Maya has much to say on the things she’s passionate about. Calling her smart would be an insulting understatement. Her ability to view politics and international issues through her artistic lens is refreshing and eye-opening. But we are the Tamil Guardian so of course we have to ask – why release the video on the 27th of November?
It was a struggle she says. Despite the significance of the date for Tamils, it also happened to be Thanksgiving in the States which had the biggest bearing when releasing the video via Apple.
“It was a bit of everything,” she says. “It was thanksgiving, memorial day in Paris and the Tamil remembrance day.”
“My uncle was also every sick that day and it was very intense for me. But I just couldn’t not put it out on that day.”
“Across the board it was a very important day for me. I put out that video and made the dedication to my uncle and then he died.”
With the resonance of the release date, we couldn’t help but notice a snap of Karthigai poo – the gloriosa lily – on the star’s Instagram.
“It was a very pleasant surprise to find it here in Jamaica. It’s a reminder. When I think of it and when I look at the flower, it makes me want to remember people. And even a symbol like that in Sri Lanka is seen to be threatening and is destroyed by the Sri Lankan government. Just goes to show that it’s not all peaceful in Sri Lanka. It’s just not.”
The loss of her uncle has made Maya pensive, pensive about inspiration and the cyclical nature of it.

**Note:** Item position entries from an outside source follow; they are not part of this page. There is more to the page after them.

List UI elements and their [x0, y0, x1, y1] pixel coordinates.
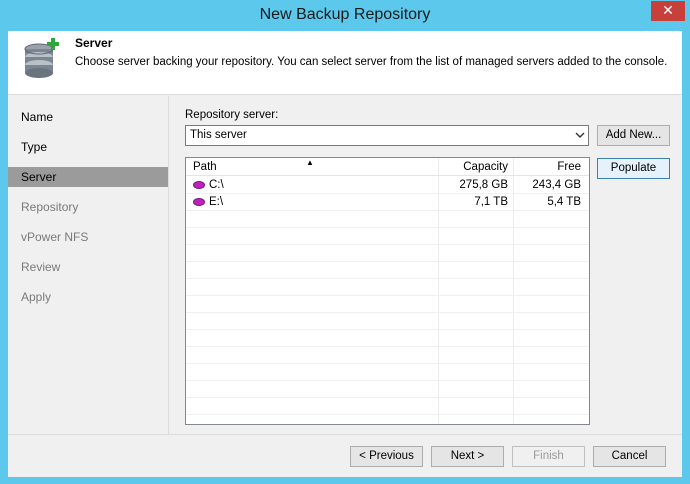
repository-server-select[interactable]: This server	[185, 125, 589, 146]
nav-item-repository: Repository	[21, 200, 79, 214]
close-icon: ✕	[662, 2, 674, 18]
disk-table: Path ▲ Capacity Free C:\ 275,8 GB 243,4 …	[185, 157, 590, 425]
empty-row	[186, 211, 589, 228]
previous-button[interactable]: < Previous	[350, 446, 423, 467]
row-path: C:\	[209, 179, 224, 191]
empty-row	[186, 398, 589, 415]
database-add-icon	[24, 38, 59, 78]
close-button[interactable]: ✕	[651, 1, 685, 21]
empty-row	[186, 245, 589, 262]
row-path: E:\	[209, 196, 224, 208]
next-button[interactable]: Next >	[431, 446, 504, 467]
empty-row	[186, 228, 589, 245]
empty-row	[186, 347, 589, 364]
step-description: Choose server backing your repository. Y…	[75, 56, 668, 68]
empty-row	[186, 364, 589, 381]
empty-row	[186, 330, 589, 347]
nav-item-apply: Apply	[21, 290, 52, 304]
wizard-window: Server Choose server backing your reposi…	[8, 31, 682, 477]
row-free: 243,4 GB	[532, 179, 581, 191]
finish-button: Finish	[512, 446, 585, 467]
nav-divider	[168, 96, 169, 434]
empty-row	[186, 262, 589, 279]
cancel-button[interactable]: Cancel	[593, 446, 666, 467]
disk-icon	[193, 181, 205, 189]
nav-item-name[interactable]: Name	[8, 107, 168, 127]
empty-row	[186, 313, 589, 330]
row-capacity: 7,1 TB	[474, 196, 508, 208]
nav-item-review: Review	[21, 260, 61, 274]
nav-item-vpower-nfs: vPower NFS	[21, 230, 89, 244]
wizard-steps: Name Type Server Repository vPower NFS R…	[8, 96, 168, 434]
window-title: New Backup Repository	[259, 6, 431, 23]
row-capacity: 275,8 GB	[459, 179, 508, 191]
nav-item-server[interactable]: Server	[8, 167, 168, 187]
row-free: 5,4 TB	[547, 196, 581, 208]
populate-button[interactable]: Populate	[597, 158, 670, 179]
wizard-header: Server Choose server backing your reposi…	[8, 31, 682, 95]
footer-divider	[8, 434, 682, 435]
column-header-capacity[interactable]: Capacity	[438, 158, 508, 176]
column-header-free[interactable]: Free	[513, 158, 581, 176]
table-header: Path ▲ Capacity Free	[186, 158, 589, 176]
step-title: Server	[75, 36, 113, 50]
sort-ascending-icon: ▲	[306, 158, 314, 167]
empty-row	[186, 381, 589, 398]
chevron-down-icon	[575, 132, 585, 138]
repository-server-value: This server	[190, 129, 247, 141]
table-row[interactable]: E:\ 7,1 TB 5,4 TB	[186, 194, 589, 211]
title-bar: New Backup Repository ✕	[0, 0, 690, 32]
column-header-path[interactable]: Path	[193, 158, 217, 176]
nav-item-type[interactable]: Type	[8, 137, 168, 157]
add-new-button[interactable]: Add New...	[597, 125, 670, 146]
empty-row	[186, 296, 589, 313]
empty-row	[186, 279, 589, 296]
table-row[interactable]: C:\ 275,8 GB 243,4 GB	[186, 177, 589, 194]
repository-server-label: Repository server:	[185, 109, 279, 121]
disk-icon	[193, 198, 205, 206]
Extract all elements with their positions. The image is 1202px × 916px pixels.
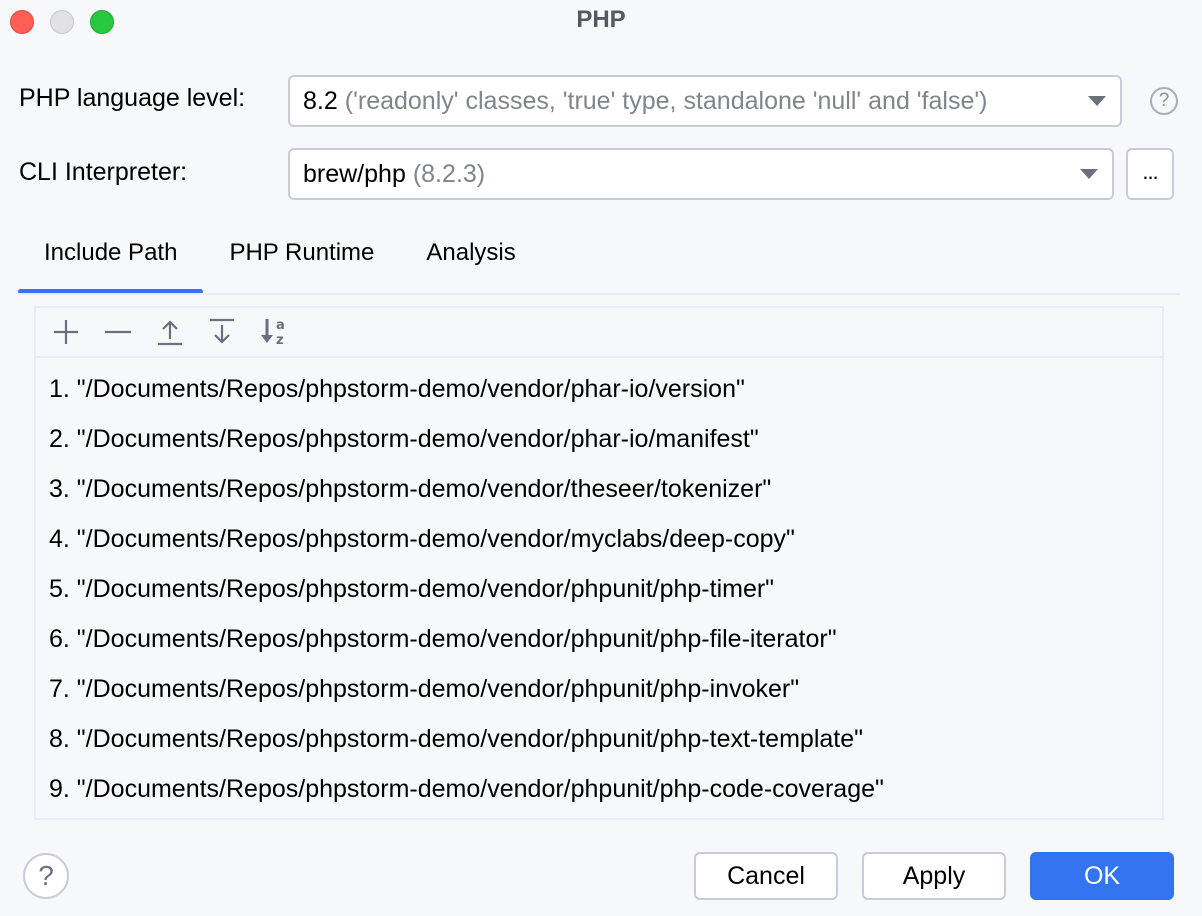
tab-include-path[interactable]: Include Path xyxy=(18,230,204,294)
tab-analysis[interactable]: Analysis xyxy=(400,230,541,294)
chevron-down-icon xyxy=(1080,169,1098,179)
help-icon[interactable]: ? xyxy=(1150,87,1178,115)
language-level-description: ('readonly' classes, 'true' type, standa… xyxy=(344,86,988,115)
help-button[interactable]: ? xyxy=(23,853,69,899)
include-path-list: 1. "/Documents/Repos/phpstorm-demo/vendo… xyxy=(36,358,1162,814)
cli-interpreter-version: (8.2.3) xyxy=(412,159,486,188)
ok-button[interactable]: OK xyxy=(1030,852,1174,900)
list-item[interactable]: 1. "/Documents/Repos/phpstorm-demo/vendo… xyxy=(36,364,1162,414)
apply-button[interactable]: Apply xyxy=(862,852,1006,900)
tab-divider xyxy=(18,293,1180,295)
add-icon[interactable] xyxy=(46,312,86,352)
remove-icon[interactable] xyxy=(98,312,138,352)
dialog-title: PHP xyxy=(576,6,626,33)
list-item[interactable]: 3. "/Documents/Repos/phpstorm-demo/vendo… xyxy=(36,464,1162,514)
sort-alphabetically-icon[interactable]: a z xyxy=(254,312,294,352)
list-item[interactable]: 5. "/Documents/Repos/phpstorm-demo/vendo… xyxy=(36,564,1162,614)
php-settings-dialog: PHP PHP language level: 8.2 ('readonly' … xyxy=(0,0,1202,916)
browse-interpreter-button[interactable]: ... xyxy=(1126,148,1174,200)
language-level-value: 8.2 xyxy=(303,86,338,115)
language-level-dropdown[interactable]: 8.2 ('readonly' classes, 'true' type, st… xyxy=(288,75,1122,127)
cli-interpreter-label: CLI Interpreter: xyxy=(19,158,188,186)
move-down-icon[interactable] xyxy=(202,312,242,352)
list-item[interactable]: 2. "/Documents/Repos/phpstorm-demo/vendo… xyxy=(36,414,1162,464)
include-path-panel: a z 1. "/Documents/Repos/phpstorm-demo/v… xyxy=(34,306,1164,820)
list-item[interactable]: 8. "/Documents/Repos/phpstorm-demo/vendo… xyxy=(36,714,1162,764)
language-level-label: PHP language level: xyxy=(19,84,246,112)
cli-interpreter-dropdown[interactable]: brew/php (8.2.3) xyxy=(288,148,1114,200)
list-item[interactable]: 4. "/Documents/Repos/phpstorm-demo/vendo… xyxy=(36,514,1162,564)
cancel-button[interactable]: Cancel xyxy=(694,852,838,900)
list-item[interactable]: 9. "/Documents/Repos/phpstorm-demo/vendo… xyxy=(36,764,1162,814)
move-up-icon[interactable] xyxy=(150,312,190,352)
svg-text:z: z xyxy=(276,333,284,348)
tab-bar: Include Path PHP Runtime Analysis xyxy=(18,230,542,294)
tab-php-runtime[interactable]: PHP Runtime xyxy=(203,230,400,294)
list-item[interactable]: 6. "/Documents/Repos/phpstorm-demo/vendo… xyxy=(36,614,1162,664)
chevron-down-icon xyxy=(1088,96,1106,106)
include-path-toolbar: a z xyxy=(36,308,1162,358)
svg-text:a: a xyxy=(276,318,285,333)
cli-interpreter-value: brew/php xyxy=(303,159,406,188)
list-item[interactable]: 7. "/Documents/Repos/phpstorm-demo/vendo… xyxy=(36,664,1162,714)
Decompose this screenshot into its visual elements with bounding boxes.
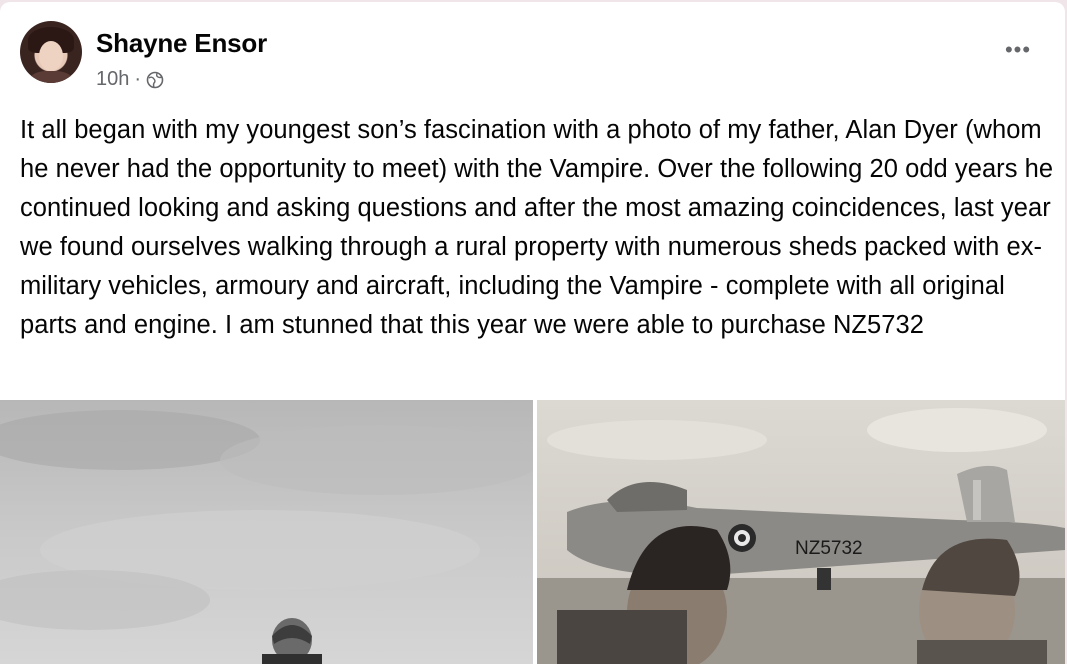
post-meta: 10h · bbox=[96, 68, 164, 91]
post-time[interactable]: 10h bbox=[96, 68, 129, 91]
photo-left-scene bbox=[0, 400, 533, 664]
avatar-shirt bbox=[30, 71, 72, 83]
avatar[interactable] bbox=[20, 21, 82, 83]
photo-right[interactable]: NZ5732 bbox=[537, 400, 1065, 664]
author-name[interactable]: Shayne Ensor bbox=[96, 28, 267, 59]
tail-marking: NZ5732 bbox=[795, 538, 863, 559]
meta-separator: · bbox=[134, 68, 142, 90]
more-options-button[interactable]: ••• bbox=[1000, 32, 1036, 68]
photo-left[interactable] bbox=[0, 400, 533, 664]
globe-icon[interactable] bbox=[146, 71, 164, 89]
photo-right-scene: NZ5732 bbox=[537, 400, 1065, 664]
post-card: Shayne Ensor 10h · ••• It all began with… bbox=[0, 2, 1065, 664]
post-text: It all began with my youngest son’s fasc… bbox=[20, 116, 1054, 339]
more-options-icon: ••• bbox=[1004, 37, 1032, 62]
avatar-face bbox=[39, 41, 63, 71]
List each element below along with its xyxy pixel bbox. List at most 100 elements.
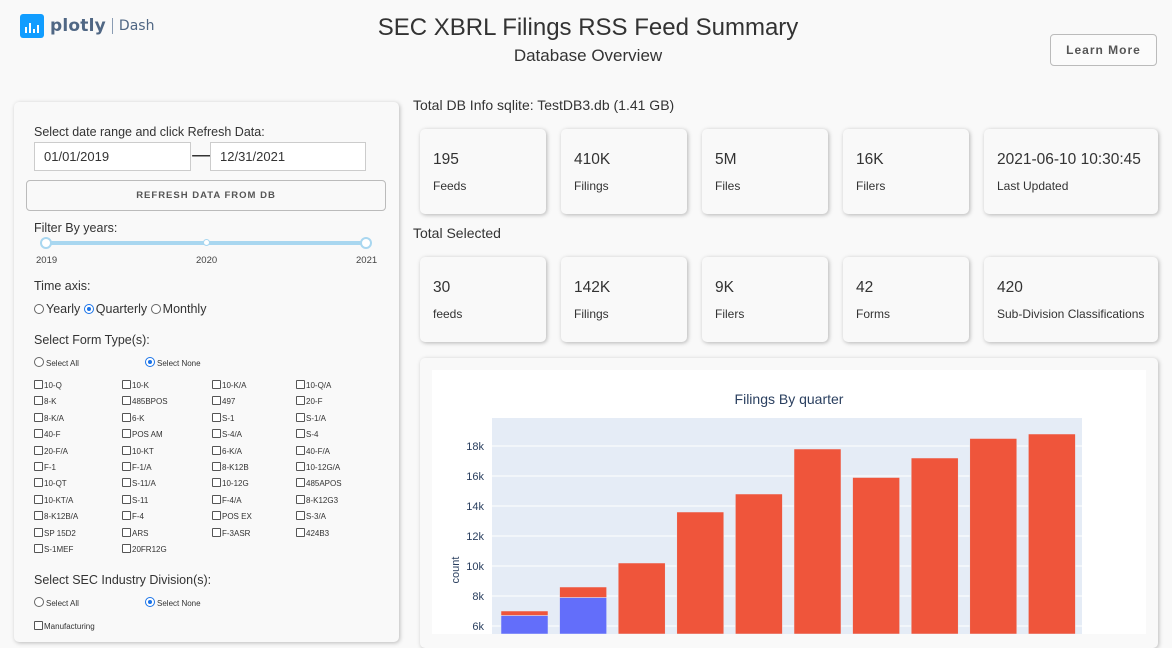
radio-icon	[34, 597, 44, 607]
end-date-input[interactable]: 12/31/2021	[210, 142, 366, 171]
bar-series-1[interactable]	[1028, 433, 1076, 634]
form-type-checkbox[interactable]: 10-Q/A	[296, 380, 386, 396]
form-type-checkbox[interactable]: 6-K/A	[212, 445, 296, 462]
checkbox-icon	[122, 478, 131, 488]
form-type-checkbox[interactable]: 6-K	[122, 412, 212, 429]
checkbox-icon	[122, 461, 131, 471]
checkbox-icon	[34, 396, 43, 406]
bar-series-1[interactable]	[559, 586, 607, 598]
form-type-checkbox[interactable]: F-1/A	[122, 461, 212, 478]
form-type-checkbox[interactable]: S-11/A	[122, 478, 212, 494]
form-type-checkbox[interactable]: 424B3	[296, 527, 386, 544]
form-type-checkbox[interactable]: SP 15D2	[34, 527, 122, 544]
time-axis-quarterly[interactable]: Quarterly	[83, 302, 147, 316]
form-type-checkbox[interactable]: 10-12G/A	[296, 461, 386, 478]
checkbox-icon	[34, 511, 43, 521]
form-type-checkbox[interactable]: F-1	[34, 461, 122, 478]
form-type-checkbox[interactable]: 10-Q	[34, 380, 122, 396]
total-db-info-title: Total DB Info sqlite: TestDB3.db (1.41 G…	[413, 97, 675, 113]
form-type-checkbox[interactable]: S-1MEF	[34, 543, 122, 560]
bar-series-0[interactable]	[500, 615, 549, 635]
checkbox-icon	[34, 527, 43, 537]
form-type-checkbox[interactable]: F-3ASR	[212, 527, 296, 544]
filings-by-quarter-chart[interactable]: 6k 8k 10k 12k 14k 16k 18k Filings By quarter c…	[432, 370, 1146, 634]
bar-series-0[interactable]	[559, 597, 607, 635]
bar-series-1[interactable]	[852, 477, 900, 635]
form-type-checkbox[interactable]: 20-F	[296, 396, 386, 412]
form-type-checkbox[interactable]: 497	[212, 396, 296, 412]
year-slider-end-handle[interactable]	[360, 237, 372, 249]
year-tick-2021: 2021	[356, 255, 378, 266]
form-type-checkbox[interactable]: S-4/A	[212, 429, 296, 445]
checkbox-icon	[296, 380, 305, 389]
form-select-none[interactable]: Select None	[145, 357, 201, 368]
form-type-checkbox[interactable]: S-1/A	[296, 412, 386, 429]
form-type-checkbox[interactable]: 40-F	[34, 429, 122, 445]
form-type-checkbox[interactable]: POS EX	[212, 511, 296, 527]
form-type-checkbox[interactable]: 40-F/A	[296, 445, 386, 462]
form-type-checkbox[interactable]: 10-QT	[34, 478, 122, 494]
form-type-checkbox[interactable]: 10-KT/A	[34, 494, 122, 511]
bar-series-1[interactable]	[793, 448, 842, 634]
bar-series-1[interactable]	[910, 457, 959, 634]
form-type-checkbox[interactable]: 8-K/A	[34, 412, 122, 429]
year-slider-start-handle[interactable]	[40, 237, 52, 249]
form-type-checkbox[interactable]: 20FR12G	[122, 543, 212, 560]
form-type-checkbox[interactable]: 8-K12B/A	[34, 511, 122, 527]
bar-series-1[interactable]	[676, 511, 725, 634]
form-type-checkbox[interactable]: F-4	[122, 511, 212, 527]
form-type-checkbox[interactable]: 10-K/A	[212, 380, 296, 396]
form-type-checkbox[interactable]: 8-K12G3	[296, 494, 386, 511]
y-tick-label: 16k	[466, 471, 484, 483]
form-type-checkbox[interactable]: ARS	[122, 527, 212, 544]
year-tick-2019: 2019	[36, 255, 58, 266]
refresh-data-button[interactable]: REFRESH DATA FROM DB	[26, 180, 386, 211]
form-type-checkbox[interactable]: S-3/A	[296, 511, 386, 527]
form-type-checkbox[interactable]: 8-K12B	[212, 461, 296, 478]
form-type-checkbox[interactable]: S-1	[212, 412, 296, 429]
form-type-checkbox[interactable]: 10-K	[122, 380, 212, 396]
checkbox-icon	[122, 494, 131, 504]
industry-select-all[interactable]: Select All	[34, 597, 79, 608]
page-subtitle: Database Overview	[513, 46, 663, 65]
form-select-all[interactable]: Select All	[34, 357, 79, 368]
chart-title: Filings By quarter	[735, 391, 844, 407]
checkbox-icon	[296, 527, 305, 537]
checkbox-icon	[212, 380, 221, 389]
bar-series-1[interactable]	[969, 438, 1018, 635]
start-date-input[interactable]: 01/01/2019	[34, 142, 191, 171]
checkbox-icon	[212, 429, 221, 439]
form-type-checkbox[interactable]: 485BPOS	[122, 396, 212, 412]
bar-series-1[interactable]	[617, 562, 666, 634]
checkbox-icon	[212, 527, 221, 537]
form-type-checkbox[interactable]: S-11	[122, 494, 212, 511]
form-type-checkbox[interactable]: S-4	[296, 429, 386, 445]
checkbox-icon	[296, 429, 305, 439]
y-tick-label: 12k	[466, 531, 484, 543]
y-tick-label: 14k	[466, 501, 484, 513]
checkbox-icon	[296, 445, 305, 455]
filter-years-label: Filter By years:	[34, 221, 118, 235]
time-axis-monthly[interactable]: Monthly	[150, 302, 206, 316]
time-axis-yearly[interactable]: Yearly	[34, 302, 80, 316]
form-type-checkbox[interactable]: 10-12G	[212, 478, 296, 494]
bar-series-1[interactable]	[500, 610, 549, 616]
form-type-checkbox[interactable]: POS AM	[122, 429, 212, 445]
bar-series-1[interactable]	[735, 493, 783, 634]
checkbox-icon	[296, 461, 305, 471]
form-type-checkbox[interactable]: 485APOS	[296, 478, 386, 494]
form-type-checkbox[interactable]: 10-KT	[122, 445, 212, 462]
checkbox-icon	[122, 429, 131, 439]
learn-more-button[interactable]: Learn More	[1050, 34, 1157, 66]
industry-checkbox-manufacturing[interactable]: Manufacturing	[34, 621, 95, 631]
industry-select-none[interactable]: Select None	[145, 597, 201, 608]
form-type-label: Select Form Type(s):	[34, 333, 150, 347]
checkbox-icon	[34, 478, 43, 488]
checkbox-icon	[212, 412, 221, 422]
checkbox-icon	[122, 543, 131, 553]
form-type-checkbox[interactable]: 20-F/A	[34, 445, 122, 462]
form-type-checkbox[interactable]: 8-K	[34, 396, 122, 412]
year-tick-2020: 2020	[196, 255, 218, 266]
checkbox-icon	[34, 429, 43, 439]
form-type-checkbox[interactable]: F-4/A	[212, 494, 296, 511]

“I’m happy that my uncle was that migrant that came and worked hard as many other Tamils and refugees do. Lived on the street, drove a Rolls Royce ten years later. He lived in style, helped people, inspired people and contributed to culture. I didn’t forget him and I didn’t forget my dad.”
Maya knows exactly where she is taking that inspiration next.
“I also want to inspire Tamil kids. I know the next person that does something from the Tamil or refugee community may just be inspired from one sentence you write or one song I made and it will go on.”
“There’s a million of us abroad. We’re strong enough to get together and make shit happen in any way possible. We don’t need to pick up guns. We can do it through lots of different ways.”
“In a random way, the war that happened in Sri Lanka and all the hardship and all the sacrifices and all the deaths and all the martyrdom liberated a million Tamils to live abroad. And we shouldn’t forget. And what it has done, it’s made us become part of the future, whether we like it or not.”